El tipo nos invitó al interior de su auto para mostrarnos una gran bolsa plástica llena de cogollos de marihuana que acababa de comprarle al Loco Chino cuando nosotros llegábamos a su casa.
−Podría pasarte cien lucas de ésta…, ¿o no? –le ofreció el tipo al Iván.

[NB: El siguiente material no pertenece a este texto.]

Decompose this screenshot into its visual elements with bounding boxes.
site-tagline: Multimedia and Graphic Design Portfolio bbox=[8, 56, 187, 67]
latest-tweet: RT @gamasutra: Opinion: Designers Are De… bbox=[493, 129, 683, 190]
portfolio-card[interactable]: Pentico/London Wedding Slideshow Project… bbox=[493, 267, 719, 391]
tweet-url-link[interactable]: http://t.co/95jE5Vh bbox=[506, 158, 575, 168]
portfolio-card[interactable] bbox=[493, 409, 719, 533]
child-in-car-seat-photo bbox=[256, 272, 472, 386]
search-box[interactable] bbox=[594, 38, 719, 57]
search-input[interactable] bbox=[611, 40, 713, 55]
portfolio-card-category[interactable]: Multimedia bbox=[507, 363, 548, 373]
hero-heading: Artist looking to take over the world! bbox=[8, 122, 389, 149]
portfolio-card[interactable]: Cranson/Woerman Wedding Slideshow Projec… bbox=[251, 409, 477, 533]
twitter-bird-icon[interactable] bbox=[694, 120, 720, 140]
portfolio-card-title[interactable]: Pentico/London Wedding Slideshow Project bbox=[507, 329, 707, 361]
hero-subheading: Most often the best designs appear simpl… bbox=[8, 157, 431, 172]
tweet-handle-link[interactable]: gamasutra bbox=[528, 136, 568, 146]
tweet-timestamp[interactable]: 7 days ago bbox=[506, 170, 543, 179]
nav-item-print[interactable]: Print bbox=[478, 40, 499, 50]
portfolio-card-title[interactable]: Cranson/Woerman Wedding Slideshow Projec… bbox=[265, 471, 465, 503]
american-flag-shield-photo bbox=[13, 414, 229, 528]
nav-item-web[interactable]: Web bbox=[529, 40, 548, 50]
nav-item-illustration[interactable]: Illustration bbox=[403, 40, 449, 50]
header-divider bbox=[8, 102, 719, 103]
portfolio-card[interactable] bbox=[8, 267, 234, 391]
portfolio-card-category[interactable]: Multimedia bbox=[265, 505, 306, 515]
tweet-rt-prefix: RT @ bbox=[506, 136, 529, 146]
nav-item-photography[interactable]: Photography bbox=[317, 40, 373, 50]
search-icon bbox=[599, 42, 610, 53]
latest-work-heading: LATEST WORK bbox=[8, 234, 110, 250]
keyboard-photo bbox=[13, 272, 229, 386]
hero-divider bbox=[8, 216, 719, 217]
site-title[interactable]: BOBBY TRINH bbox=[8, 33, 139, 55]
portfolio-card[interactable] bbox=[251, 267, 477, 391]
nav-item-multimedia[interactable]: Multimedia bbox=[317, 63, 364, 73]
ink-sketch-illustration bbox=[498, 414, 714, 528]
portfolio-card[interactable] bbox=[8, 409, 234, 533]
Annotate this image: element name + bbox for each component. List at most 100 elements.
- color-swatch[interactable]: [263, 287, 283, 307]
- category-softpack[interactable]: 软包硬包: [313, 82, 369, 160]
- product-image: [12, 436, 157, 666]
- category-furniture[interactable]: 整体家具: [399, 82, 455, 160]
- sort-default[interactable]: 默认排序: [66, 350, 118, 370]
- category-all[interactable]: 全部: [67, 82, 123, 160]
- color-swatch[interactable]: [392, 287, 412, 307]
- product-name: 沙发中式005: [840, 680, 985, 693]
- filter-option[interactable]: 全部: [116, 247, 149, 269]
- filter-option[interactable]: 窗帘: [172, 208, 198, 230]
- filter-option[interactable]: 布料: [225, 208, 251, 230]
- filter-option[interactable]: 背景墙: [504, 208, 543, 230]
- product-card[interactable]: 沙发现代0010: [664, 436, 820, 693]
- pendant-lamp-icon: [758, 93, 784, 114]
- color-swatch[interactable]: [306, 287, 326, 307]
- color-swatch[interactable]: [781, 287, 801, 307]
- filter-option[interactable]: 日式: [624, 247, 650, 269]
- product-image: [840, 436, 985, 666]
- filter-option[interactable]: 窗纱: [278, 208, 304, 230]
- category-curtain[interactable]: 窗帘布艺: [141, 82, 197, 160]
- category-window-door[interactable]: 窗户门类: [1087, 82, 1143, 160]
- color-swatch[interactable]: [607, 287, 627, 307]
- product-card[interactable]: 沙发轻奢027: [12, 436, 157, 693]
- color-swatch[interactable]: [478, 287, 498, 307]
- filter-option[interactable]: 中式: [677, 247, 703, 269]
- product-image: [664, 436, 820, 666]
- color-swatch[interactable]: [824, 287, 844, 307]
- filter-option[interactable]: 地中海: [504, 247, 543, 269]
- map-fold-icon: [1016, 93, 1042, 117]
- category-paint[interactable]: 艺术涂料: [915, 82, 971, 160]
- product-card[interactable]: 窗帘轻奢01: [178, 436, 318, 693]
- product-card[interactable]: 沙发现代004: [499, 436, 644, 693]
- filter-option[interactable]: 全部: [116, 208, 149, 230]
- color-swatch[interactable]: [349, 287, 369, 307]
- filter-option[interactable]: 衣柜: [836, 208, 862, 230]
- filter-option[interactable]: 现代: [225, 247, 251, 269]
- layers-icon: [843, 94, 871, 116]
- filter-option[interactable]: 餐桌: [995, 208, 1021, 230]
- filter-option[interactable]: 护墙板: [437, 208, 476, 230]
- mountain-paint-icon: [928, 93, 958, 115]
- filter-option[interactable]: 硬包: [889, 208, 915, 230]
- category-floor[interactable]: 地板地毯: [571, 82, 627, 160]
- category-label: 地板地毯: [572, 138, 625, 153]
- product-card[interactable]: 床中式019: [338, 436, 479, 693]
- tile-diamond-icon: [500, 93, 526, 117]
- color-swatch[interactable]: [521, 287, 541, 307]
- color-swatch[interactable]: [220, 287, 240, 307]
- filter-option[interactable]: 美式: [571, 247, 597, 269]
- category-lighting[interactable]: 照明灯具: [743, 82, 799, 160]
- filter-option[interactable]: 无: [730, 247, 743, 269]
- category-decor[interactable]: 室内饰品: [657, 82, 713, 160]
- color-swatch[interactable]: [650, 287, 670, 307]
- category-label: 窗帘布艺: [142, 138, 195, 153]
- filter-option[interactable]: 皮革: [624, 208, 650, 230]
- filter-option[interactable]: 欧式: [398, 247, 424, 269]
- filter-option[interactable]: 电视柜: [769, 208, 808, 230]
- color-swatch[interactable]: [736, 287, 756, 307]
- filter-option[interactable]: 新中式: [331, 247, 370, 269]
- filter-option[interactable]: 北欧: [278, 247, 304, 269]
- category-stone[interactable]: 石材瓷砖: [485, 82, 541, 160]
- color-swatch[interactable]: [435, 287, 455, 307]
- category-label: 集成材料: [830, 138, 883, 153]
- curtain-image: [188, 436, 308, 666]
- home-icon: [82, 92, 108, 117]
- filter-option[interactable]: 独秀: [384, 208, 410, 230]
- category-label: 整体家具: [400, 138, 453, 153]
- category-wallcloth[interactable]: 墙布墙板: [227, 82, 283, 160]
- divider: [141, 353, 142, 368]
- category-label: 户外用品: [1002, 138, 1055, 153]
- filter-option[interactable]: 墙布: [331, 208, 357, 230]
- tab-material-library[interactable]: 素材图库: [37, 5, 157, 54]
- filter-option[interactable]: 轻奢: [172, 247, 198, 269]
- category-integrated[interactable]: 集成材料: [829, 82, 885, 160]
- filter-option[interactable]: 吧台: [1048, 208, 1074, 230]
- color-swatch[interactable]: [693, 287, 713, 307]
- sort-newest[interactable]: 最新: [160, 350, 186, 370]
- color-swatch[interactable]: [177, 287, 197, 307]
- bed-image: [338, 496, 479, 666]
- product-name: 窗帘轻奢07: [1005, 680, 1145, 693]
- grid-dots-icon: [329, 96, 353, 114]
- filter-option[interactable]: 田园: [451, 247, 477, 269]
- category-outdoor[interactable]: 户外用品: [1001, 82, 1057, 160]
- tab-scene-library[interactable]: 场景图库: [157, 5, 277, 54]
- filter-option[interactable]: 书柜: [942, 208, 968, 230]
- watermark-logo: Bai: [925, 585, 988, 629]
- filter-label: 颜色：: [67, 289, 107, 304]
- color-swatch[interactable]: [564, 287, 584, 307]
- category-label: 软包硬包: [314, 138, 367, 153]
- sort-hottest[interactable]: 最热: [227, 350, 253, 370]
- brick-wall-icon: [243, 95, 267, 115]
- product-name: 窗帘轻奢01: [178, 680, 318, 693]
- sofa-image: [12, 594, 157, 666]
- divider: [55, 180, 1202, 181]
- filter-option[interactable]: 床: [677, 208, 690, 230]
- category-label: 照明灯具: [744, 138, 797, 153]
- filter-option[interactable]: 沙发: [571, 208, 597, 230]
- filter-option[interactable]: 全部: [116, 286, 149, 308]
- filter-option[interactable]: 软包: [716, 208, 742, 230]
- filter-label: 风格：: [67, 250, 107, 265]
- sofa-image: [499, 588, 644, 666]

−¡Ya pos! –aceptó éste de inmediato, dándose un apretón de manos para sellar el trato mientras el Sebastián terminaba la transacción de los dos y demorados gramos con el Loco Chino.
Nos despedimos de ellos haciéndoles señas con las manos y le dijimos a la Loreto que todo estaba bien, que llamara a nuestros compañeros para decirles que ya habíamos llegado y que disculparan nuestra demora.
−Tenemos una historia emocionante por contarles –les dijo ésta enigmáticamente antes de cortar. Nuestros compañeros estaban furiosos, pero después de todo lo vivido, no nos importaba mucho en realidad.

Le iba a preguntar al Iván por qué no había dado aviso al guardia del estacionamiento para que nos ayudara cuando éste, justamente, pasó al lado nuestro salpicando gotas de agua con sus manos, como si acabara de salir del baño. Entonces tuve ganas de decirle “gracias por nada” al oído, pillándolo por sorpresa, pero el día estaba tan increíble y teníamos tanta marihuana en nuestro poder, que en vez de aquello lo saludé con un amable buenas tardes y una sonrisa muy alegre. Él hizo lo mismo con nosotros, algo sorprendido, y todos seguimos como si nada nunca hubiera pasado.